The data is available at https://grouplens.org/datasets/movielens/. We use ml-latest.zip to construct our cross-domain source data, which can be download at https://files.grouplens.org/datasets/movielens/ml-latest.zip. It contains 27,000,000 ratings and 1,100,000 tag applications applied to 58,000 movies by 280,000 users.
The data is available at https://www.kaggle.com/datasets/netflix-inc/netflix-prize-data, which contains 17770 movies and 480189 users.

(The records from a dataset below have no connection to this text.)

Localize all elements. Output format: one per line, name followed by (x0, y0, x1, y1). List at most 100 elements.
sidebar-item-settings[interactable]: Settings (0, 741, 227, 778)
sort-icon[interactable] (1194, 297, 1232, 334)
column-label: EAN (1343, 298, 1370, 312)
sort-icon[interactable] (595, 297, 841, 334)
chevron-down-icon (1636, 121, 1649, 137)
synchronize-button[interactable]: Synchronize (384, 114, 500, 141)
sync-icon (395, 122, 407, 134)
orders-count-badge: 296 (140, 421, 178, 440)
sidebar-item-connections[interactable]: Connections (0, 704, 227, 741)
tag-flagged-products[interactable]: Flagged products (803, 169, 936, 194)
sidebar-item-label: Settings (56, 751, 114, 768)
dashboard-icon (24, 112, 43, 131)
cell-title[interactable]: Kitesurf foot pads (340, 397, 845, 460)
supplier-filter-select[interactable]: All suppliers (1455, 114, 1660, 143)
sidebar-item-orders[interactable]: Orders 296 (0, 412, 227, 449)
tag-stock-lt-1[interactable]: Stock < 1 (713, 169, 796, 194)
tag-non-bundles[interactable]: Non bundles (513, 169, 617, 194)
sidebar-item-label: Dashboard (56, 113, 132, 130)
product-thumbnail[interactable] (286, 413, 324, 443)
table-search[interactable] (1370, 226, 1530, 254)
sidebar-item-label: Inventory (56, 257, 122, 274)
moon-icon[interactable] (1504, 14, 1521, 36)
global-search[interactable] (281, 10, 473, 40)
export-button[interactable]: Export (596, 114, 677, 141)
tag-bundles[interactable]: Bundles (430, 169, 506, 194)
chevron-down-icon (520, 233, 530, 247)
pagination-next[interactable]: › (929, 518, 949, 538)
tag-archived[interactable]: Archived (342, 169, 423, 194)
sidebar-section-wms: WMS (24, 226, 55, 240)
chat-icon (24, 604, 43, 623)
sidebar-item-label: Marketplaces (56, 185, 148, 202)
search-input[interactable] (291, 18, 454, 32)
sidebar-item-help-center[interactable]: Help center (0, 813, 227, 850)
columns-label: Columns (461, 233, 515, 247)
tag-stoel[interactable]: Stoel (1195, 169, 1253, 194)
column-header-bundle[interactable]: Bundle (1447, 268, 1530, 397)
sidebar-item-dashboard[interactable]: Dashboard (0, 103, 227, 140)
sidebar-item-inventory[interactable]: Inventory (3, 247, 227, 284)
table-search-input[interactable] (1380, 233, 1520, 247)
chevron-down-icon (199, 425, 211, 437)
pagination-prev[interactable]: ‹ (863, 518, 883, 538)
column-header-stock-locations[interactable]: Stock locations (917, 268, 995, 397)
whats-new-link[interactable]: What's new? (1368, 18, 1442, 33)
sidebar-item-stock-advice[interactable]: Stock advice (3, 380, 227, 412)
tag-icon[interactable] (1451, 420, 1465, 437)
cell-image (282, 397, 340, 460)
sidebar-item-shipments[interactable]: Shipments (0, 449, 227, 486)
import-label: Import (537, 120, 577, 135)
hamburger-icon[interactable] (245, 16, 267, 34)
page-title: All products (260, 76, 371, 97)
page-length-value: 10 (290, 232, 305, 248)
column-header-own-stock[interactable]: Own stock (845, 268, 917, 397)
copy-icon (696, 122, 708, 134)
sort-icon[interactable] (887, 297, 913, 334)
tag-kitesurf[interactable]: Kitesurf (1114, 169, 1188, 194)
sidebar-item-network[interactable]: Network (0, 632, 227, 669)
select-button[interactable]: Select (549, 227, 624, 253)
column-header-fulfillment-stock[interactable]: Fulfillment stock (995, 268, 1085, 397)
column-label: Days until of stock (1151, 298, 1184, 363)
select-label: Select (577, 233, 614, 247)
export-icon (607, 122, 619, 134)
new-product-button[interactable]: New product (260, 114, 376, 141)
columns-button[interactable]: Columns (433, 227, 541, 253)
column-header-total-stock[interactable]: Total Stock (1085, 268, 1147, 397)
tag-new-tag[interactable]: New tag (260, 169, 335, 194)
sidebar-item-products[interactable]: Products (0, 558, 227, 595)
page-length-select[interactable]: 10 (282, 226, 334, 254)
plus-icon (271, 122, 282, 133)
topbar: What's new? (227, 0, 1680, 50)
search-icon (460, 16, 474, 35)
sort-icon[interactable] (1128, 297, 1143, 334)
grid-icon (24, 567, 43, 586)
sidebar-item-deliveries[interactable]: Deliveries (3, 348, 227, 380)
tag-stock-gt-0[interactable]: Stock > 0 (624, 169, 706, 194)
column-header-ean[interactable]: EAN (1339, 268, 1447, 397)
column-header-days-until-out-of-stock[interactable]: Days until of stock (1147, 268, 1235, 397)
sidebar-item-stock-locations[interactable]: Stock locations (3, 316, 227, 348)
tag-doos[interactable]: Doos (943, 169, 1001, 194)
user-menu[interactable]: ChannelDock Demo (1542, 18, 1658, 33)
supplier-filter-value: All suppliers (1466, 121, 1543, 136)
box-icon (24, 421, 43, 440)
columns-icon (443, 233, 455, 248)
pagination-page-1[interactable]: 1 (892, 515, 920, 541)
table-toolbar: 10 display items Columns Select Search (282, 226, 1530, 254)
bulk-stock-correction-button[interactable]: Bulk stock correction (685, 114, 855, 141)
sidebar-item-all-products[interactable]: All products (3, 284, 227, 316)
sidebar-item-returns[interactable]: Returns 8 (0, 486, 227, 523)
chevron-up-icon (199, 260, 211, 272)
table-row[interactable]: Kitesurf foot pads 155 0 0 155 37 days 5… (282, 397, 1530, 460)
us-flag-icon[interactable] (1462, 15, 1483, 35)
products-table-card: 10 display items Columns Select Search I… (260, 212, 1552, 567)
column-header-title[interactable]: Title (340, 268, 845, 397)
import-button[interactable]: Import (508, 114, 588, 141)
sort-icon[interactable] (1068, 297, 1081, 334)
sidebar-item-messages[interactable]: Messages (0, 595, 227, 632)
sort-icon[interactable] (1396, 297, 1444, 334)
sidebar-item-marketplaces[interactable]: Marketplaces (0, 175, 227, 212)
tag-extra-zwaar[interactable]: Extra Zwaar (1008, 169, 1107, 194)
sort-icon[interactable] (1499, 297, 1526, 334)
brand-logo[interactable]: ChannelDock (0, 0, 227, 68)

The generated data is provided in dataset.rar file. The notebook dataset_generator_ml_nf.ipynb contains the code to generate the data for cross-domain recommendation.
The generated dataset has three csv files, and each file has the following format: user, item, rating
Since our task is to predict the interactions, we can simply ignore the rating data (treat them as positive instances).
Train:
User Num: 29,818
Item Num: 4,799
Rating Num: 227,355
Average User Degree: 7.62
Average Item Degree: 47.37
Test:
Num: 15152
User Num: 1,2481
Item Num: 4,799
Rating Num: 737,822
Average User Degree: 59.11
Average Item Degree: 153.74
- Numpy
- PyTorch
- scikit-learn
Unzip the file dataset.rar at first. Then, use the following command to run MF and EMCDR models.
python main.py
The experimental results will be saved in the file result.json in the current dictionary.
To run the baseline models, download the notebook BaselineCDR.ipynb and run all the code blocks.
Note that this branch does not contain the SOTA methods. For SOTA method, please swith to the sota branch.
Model | Hits@1 | Hits@5 | Hits@10 | Hits@15 |
---|---|---|---|---|
Popularity | 0.0487 | 0.2866 | 0.5560 | 0.7292 |
Jaccard Similarity | 0.0419 | 0.3944 | 0.6954 | 0.8330 |
Cosine Similarity | 0.0180 | 0.2014 | 0.4224 | 0.5837 |
MF | 0.1197 | 0.4634 | 0.6713 | 0.7748 |
MF-Mixed | 0.1209 | 0.4362 | 0.6398 | 0.7503 |
EMCDR | 0.1570 | 0.4854 | 0.6463 | 0.7259 |
Model | NDCG@1 | NDCG@5 | NDCG@10 | NDCG@15 |
---|---|---|---|---|
MF | 0.1197 | 0.2932 | 0.3607 | 0.3881 |
MF-Mixed | 0.1209 | 0.2793 | 0.3453 | 0.3746 |
EMCDR | 0.1570 | 0.3253 | 0.3775 | 0.3986 |
Model | Hits@1 | Hits@5 | Hits@10 | Hits@15 |
---|---|---|---|---|
MF | 0.3762 | 0.6911 | 0.8154 | 0.8745 |
MF-Mixed | 0.3378 | 0.6689 | 0.8051 | 0.8676 |
EMCDR | 0.2781 | 0.5822 | 0.7194 | 0.7909 |
Model | NDCG@1 | NDCG@5 | NDCG@10 | NDCG@15 |
---|---|---|---|---|
MF | 0.3762 | 0.5424 | 0.5828 | 0.5985 |
MF-Mixed | 0.3378 | 0.5125 | 0.5567 | 0.5733 |
EMCDR | 0.2781 | 0.4364 | 0.4809 | 0.4999 |
For convenience purpose, we stored and provided the detailed results of our experiments in result.json file. You may also run the main.py script to reduce the results. The visualization relies on the result.json file. The visualization code is presented in the notebook Visualization.ipynb.
For visualizing dataset statistics and results of baseline model, download and open the notebook BaselineCDR.ipynb, which contains the live demo of dataset statistics we listed above. Also, the baseline poplarity and Collabortive Filtering model is implemented at the end, running those code blocks will print the hit score of the baseline models.